By Amanda Silvia, kNOW Research Manager at Critical Mix. She can be reached at [email protected].
This article is part of a series of on-demand research conducted by kNOW Instant Insights from Dynata, exclusively for the 4A’s. Check out previous articles on organic foods, data privacy, and consumer attitudes towards advertising.
Cannabidiol (CBD), a compound found in the cannabis plant, has created considerable national buzz in recent years due to its proclaimed health benefits. The emergence of new CBD-infused products, such as New Age Beverages’ Marley drink line, has resulted in even murkier laws surrounding cannabis-derived products. While marijuana is still illegal under federal law, 33 states and the District of Columbia have passed laws legalizing it in some form. Additionally, with the federal legalization of hemp, hemp-derived CBD products are technically legal in all 50 states. Despite its varying legal status, CBD has definitely sparked the attention of consumers.
Leveraging Dynata’s kNOW Instant Insights tool, we asked a census-balanced survey of U.S. adults if their opinions toward marijuana legalization have changed in the last five years. In this short amount of time, public perception has largely evolved: 46% said that they are more open to legalization, and only 8% said they’ve become less open to it. Overall, nearly 50% of respondents said that marijuana should be legalized for both recreational and medicinal use.
As consumers’ opinions become increasingly positive, they are exploring other compounds of the cannabis plant, including CBD. Fifty-eight percent of survey respondents said they are somewhat, very, or extremely familiar with CBD, while only 14% had never heard of it. Men are more familiar with CBD than women, with 65% reporting at least some familiarity compared to 51% of women. Adults in age cohorts 25-34 and 34-44 are the most aware, with 70-71% in each group reporting at least some familiarity. Survey members living in the Northeast reported the highest level of awareness of any region, followed by the West.

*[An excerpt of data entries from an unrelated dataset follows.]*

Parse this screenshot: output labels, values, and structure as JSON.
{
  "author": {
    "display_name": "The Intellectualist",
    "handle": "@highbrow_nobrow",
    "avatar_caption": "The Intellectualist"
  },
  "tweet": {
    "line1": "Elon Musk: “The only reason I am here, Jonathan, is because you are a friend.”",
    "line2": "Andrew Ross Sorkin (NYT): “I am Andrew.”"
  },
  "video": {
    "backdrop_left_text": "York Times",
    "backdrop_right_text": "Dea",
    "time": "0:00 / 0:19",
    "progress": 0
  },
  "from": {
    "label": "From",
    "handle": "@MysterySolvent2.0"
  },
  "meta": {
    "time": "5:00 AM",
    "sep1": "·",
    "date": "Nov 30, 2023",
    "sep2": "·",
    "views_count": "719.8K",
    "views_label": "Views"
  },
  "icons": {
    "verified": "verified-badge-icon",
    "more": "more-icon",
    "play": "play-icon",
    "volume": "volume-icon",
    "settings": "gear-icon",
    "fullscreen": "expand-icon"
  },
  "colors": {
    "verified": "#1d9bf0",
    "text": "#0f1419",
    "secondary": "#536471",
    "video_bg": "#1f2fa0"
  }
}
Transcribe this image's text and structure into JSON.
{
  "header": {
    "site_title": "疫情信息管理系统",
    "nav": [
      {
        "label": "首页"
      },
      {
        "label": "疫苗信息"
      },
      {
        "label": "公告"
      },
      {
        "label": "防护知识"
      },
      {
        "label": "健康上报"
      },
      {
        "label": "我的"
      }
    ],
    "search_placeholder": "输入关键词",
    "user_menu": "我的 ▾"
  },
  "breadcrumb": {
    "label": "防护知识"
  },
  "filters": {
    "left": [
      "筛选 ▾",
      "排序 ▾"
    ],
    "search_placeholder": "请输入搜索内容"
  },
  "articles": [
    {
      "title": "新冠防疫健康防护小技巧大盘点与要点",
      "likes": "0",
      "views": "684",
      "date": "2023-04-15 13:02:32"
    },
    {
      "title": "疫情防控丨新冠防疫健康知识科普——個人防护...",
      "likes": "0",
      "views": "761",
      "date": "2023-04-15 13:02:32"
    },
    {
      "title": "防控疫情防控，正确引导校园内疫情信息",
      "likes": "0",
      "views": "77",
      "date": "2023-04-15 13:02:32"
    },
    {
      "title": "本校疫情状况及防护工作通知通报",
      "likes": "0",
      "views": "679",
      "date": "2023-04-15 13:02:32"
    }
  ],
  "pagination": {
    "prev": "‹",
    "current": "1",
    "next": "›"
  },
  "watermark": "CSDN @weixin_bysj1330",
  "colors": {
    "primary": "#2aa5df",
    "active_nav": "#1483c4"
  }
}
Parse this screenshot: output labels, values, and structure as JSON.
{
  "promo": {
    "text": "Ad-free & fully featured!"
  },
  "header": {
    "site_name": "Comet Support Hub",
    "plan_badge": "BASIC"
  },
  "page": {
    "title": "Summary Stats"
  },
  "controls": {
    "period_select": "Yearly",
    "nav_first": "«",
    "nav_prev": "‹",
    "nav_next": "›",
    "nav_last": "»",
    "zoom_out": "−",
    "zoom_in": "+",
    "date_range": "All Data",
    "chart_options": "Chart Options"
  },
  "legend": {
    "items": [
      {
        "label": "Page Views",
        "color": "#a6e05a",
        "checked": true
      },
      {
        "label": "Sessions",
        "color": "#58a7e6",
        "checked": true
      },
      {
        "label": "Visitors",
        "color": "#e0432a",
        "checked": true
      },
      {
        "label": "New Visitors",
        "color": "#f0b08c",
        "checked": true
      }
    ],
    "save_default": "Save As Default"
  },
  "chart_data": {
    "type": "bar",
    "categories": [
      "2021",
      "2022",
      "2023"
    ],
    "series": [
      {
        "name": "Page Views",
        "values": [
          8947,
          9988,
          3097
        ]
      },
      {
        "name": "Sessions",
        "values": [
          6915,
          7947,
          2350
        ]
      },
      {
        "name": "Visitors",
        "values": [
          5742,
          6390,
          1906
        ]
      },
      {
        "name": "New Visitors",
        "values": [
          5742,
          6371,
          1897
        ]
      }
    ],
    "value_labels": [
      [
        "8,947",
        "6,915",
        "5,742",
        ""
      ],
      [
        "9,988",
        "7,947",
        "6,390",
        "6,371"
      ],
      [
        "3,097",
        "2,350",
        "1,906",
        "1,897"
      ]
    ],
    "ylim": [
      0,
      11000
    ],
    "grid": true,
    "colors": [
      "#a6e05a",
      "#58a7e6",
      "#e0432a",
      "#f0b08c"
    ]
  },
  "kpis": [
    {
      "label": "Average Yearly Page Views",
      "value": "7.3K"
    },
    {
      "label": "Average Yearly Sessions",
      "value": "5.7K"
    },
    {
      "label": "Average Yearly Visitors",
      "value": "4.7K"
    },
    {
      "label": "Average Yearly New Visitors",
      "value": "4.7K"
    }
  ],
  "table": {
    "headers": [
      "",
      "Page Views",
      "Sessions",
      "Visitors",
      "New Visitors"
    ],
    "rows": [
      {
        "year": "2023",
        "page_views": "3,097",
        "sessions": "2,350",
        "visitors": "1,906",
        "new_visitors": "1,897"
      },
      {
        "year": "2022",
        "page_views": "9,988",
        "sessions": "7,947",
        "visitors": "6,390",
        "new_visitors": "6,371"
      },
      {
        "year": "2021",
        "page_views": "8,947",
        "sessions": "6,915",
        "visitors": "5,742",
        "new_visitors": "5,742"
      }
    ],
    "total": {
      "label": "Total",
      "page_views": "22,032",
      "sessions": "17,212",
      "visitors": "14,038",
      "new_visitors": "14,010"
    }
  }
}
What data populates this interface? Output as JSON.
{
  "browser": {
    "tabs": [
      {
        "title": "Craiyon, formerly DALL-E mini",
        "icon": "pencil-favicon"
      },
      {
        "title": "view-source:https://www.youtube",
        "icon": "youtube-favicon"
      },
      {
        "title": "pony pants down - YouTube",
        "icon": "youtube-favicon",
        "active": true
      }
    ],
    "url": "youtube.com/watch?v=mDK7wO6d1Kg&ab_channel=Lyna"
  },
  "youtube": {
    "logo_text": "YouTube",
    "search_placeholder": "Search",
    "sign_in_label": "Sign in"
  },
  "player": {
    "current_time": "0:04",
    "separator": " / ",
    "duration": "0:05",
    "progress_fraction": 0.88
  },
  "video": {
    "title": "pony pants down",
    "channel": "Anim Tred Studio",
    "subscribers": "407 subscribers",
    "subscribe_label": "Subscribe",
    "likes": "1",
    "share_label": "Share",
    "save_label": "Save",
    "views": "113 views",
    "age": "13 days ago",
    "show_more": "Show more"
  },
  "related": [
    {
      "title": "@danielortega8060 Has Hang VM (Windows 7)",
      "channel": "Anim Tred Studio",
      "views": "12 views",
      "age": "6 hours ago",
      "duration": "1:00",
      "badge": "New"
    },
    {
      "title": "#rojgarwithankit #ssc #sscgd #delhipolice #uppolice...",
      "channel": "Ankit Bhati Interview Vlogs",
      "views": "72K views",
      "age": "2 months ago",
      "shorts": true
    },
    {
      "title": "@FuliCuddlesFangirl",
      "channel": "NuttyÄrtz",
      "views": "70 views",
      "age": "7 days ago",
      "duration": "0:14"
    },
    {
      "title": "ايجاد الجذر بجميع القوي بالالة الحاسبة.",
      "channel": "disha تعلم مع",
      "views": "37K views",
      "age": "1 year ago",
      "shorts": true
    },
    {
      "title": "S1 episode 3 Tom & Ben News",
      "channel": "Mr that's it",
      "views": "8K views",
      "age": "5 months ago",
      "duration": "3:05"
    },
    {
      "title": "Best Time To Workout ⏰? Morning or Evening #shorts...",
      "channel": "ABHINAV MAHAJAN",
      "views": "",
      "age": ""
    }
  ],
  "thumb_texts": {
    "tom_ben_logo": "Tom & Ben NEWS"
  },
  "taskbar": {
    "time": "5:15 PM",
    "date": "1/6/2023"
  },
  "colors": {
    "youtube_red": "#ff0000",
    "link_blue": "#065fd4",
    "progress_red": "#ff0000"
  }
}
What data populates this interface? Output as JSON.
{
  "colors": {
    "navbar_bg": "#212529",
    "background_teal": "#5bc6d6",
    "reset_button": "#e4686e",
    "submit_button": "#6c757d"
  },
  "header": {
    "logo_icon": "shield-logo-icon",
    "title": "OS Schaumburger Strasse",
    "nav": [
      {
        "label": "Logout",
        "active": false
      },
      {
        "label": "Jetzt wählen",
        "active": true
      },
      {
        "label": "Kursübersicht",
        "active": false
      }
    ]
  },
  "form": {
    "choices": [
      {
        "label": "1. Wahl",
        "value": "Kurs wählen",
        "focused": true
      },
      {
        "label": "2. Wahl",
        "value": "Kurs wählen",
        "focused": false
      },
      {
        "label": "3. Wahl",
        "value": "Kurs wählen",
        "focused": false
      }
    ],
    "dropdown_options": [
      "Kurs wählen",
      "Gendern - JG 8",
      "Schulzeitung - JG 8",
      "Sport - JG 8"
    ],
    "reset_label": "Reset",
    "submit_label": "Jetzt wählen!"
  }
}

Survey results indicate that there is still a degree of confusion between THC and CBD. In short, both are primary cannabinoids that occur naturally in the cannabis plant. CBD is non-psychoactive, which means it will not result in the “high” typically associated with marijuana use, whereas THC is the main psychoactive component. When asked if they knew the difference between THC and CBD, surprisingly, 50% of survey respondents said that they “more or less know the difference “or “know all about it.” Adults between the ages of 25 and 34 years old were most likely to know the difference between the two compounds, with 61% reporting as such.
Despite fairly high awareness, only 24% of respondents said they’ve used a CBD product; 70% said they have not. Men were significantly more likely to try CBD than women, at 31% compared to only 16% of women. Adults between the ages of 25 and 34, followed by those ages 35-44, reported the highest usage levels, at 39% and 31% respectively.
Overall, most survey participants (45%) said they would not be willing to try any product containing CBD. However, 29% of respondents said that they would be most likely to try an edible. Lotions/Creams/Balms was a close second, at 27%, followed by oil extracts (22%), capsules/pills (22%), and beverages (18%).
Of respondents who have tried CBD, 48% used an oil extract. Vape pens was the second most popular CBD-infused product at 37%, followed by edibles (36%), and capsules/pills (29%). Among adults in age cohort 18-24, vape pens were the most popular form of CBD use, whereas oil extracts were most popular for all other age groups.
In terms of CBD brand awareness, about two-thirds of respondents had no knowledge of any specific brand. The most recognizable brand, however, was Good Vibes, with 13% reporting awareness.
Despite the large percentage of survey participants who said they wouldn’t try CBD, surprisingly, three-fourths associated it with at least one health benefit. The majority, 56%, mentioned pain relief. Anti-anxiety was the second most common, at 47%, followed by sleep-aid (34%), and 30% said therapy for epilepsy. Adults in age cohorts 18-24 and 25-34 were most likely to associate CBD with anti-anxiety benefits, whereas all other age groups associated it with pain relief.
Given the varying legal status of marijuana-derived CBD, consumers’ perceptions towards CBD-related advertisements differ depending on where they live. People in the Northeast expressed the most positive outlook, with 70% indicating a favorable perception, whereas in the Midwest only 56% reported as such. Of total respondents, only 7% reported an unfavorable or extremely unfavorable perception.
As consumers’ sentiments change, lawmakers continue to express more positive stances, and as new legislation is passed, it will be interesting to monitor overall consumer behavior and consumption habits.